Volos is a most interesting city, as I’ve mentioned before. It’s full of little shops, some of them tucked away, small gems waiting to be discovered. One such is my favorite shoe repair shop, owned and run by a father and son team. Christos is the father, and Spiro is his son. Both are superb cobblers for whom no repair seems impossible, no shoe beyond rescue when they turn their attention to it.
My original encounter with them had to do with shoe polish. The very first time I wore a brand new pair of dark gray shoes by Ecco, I got some kind of liquid right smack across the toe box of one. It left a nasty stain. I bought gray shoe polish in a futile effort to conceal the mark.
When I lamented the disastrous result to my friend, she recommended Spiro. It took me a while to find the workshop, where I asked if there was a better color of polish I could use. “Po! Po!” replied Spiro in true Greek fashion. “I can do better than that. These are beautiful shoes. I will dye them for you.”
“Black?” I asked, in some trepidation for I’d scored these beauties on eBay and I already have a good pair of black winter shoes. “No, no, of course not. I will make them gray. The same color. You will not know they were ever damaged.” It has to be said I was skeptical.
The shoes were left with Spiro, to be collected in two days. “Ah well,” I said to Ron once we’d left the premises, “it’s certainly not the end of the world if they look funny. I’ll just ask him to redo them black.”
We returned some days later, with me quite prepared to request that the shoes be dyed black. I was more than pleasantly surprised when Spiro showed me the results of his efforts. Beautiful. I’d not asked what the cost would be, and was even more pleasantly surprised at his fee. Five euro. The cost of the dye, and the cost of his labor was five euro.
Since then Christo and Spiro have worked their wonders on several pairs of shoes for us. Shoes that I thought had no chance of salvation. Synthetic materials are increasingly molded to leather shoes these days. I’m not talking dressy shoes, but the stout type of shoe and clog that are so comfortable to wear and walk in, and although these shoes are hardly inexpensive, the fact is that the soles crumble away with use.
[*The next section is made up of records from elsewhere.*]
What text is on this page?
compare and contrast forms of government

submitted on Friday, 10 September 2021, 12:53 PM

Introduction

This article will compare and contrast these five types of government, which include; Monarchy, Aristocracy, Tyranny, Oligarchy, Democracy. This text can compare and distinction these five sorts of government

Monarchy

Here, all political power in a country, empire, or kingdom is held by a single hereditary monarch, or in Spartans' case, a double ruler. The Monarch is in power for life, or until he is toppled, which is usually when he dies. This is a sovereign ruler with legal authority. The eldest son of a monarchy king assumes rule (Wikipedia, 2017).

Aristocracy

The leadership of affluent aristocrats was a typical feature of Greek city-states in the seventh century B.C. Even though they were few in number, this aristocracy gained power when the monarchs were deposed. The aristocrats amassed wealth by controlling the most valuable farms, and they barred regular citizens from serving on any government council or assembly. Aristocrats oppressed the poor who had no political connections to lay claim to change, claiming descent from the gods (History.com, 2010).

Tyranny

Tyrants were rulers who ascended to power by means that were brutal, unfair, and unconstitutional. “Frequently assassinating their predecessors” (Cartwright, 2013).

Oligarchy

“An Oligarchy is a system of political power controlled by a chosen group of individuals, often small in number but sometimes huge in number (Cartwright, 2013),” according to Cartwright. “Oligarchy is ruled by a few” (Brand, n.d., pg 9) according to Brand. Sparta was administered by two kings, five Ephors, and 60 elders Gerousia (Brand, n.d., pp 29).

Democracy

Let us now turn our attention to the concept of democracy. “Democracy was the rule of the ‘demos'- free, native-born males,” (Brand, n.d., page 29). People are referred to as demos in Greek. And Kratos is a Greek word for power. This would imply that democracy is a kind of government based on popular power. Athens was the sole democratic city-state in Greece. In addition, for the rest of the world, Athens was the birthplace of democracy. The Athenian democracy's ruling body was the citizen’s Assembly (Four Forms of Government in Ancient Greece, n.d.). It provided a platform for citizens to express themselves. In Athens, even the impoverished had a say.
I keep my shoes until they fall to bits, and fall to bits these soles often do, long before the shoe’s uppers are worn out. Spiro and Christo carry quite a range of replacement soles – something I’d had no idea existed – and have so far managed to salvage my favorite clogs, as well as Ron’s hiking boots.
Not only do Christo and Spiro provide financial benefit to their clients, many of whom are struggling in Greece’s present economic climate, but their work in salvaging materials makes a contribution to the environment.
“Don’t throw it away!” is their mantra.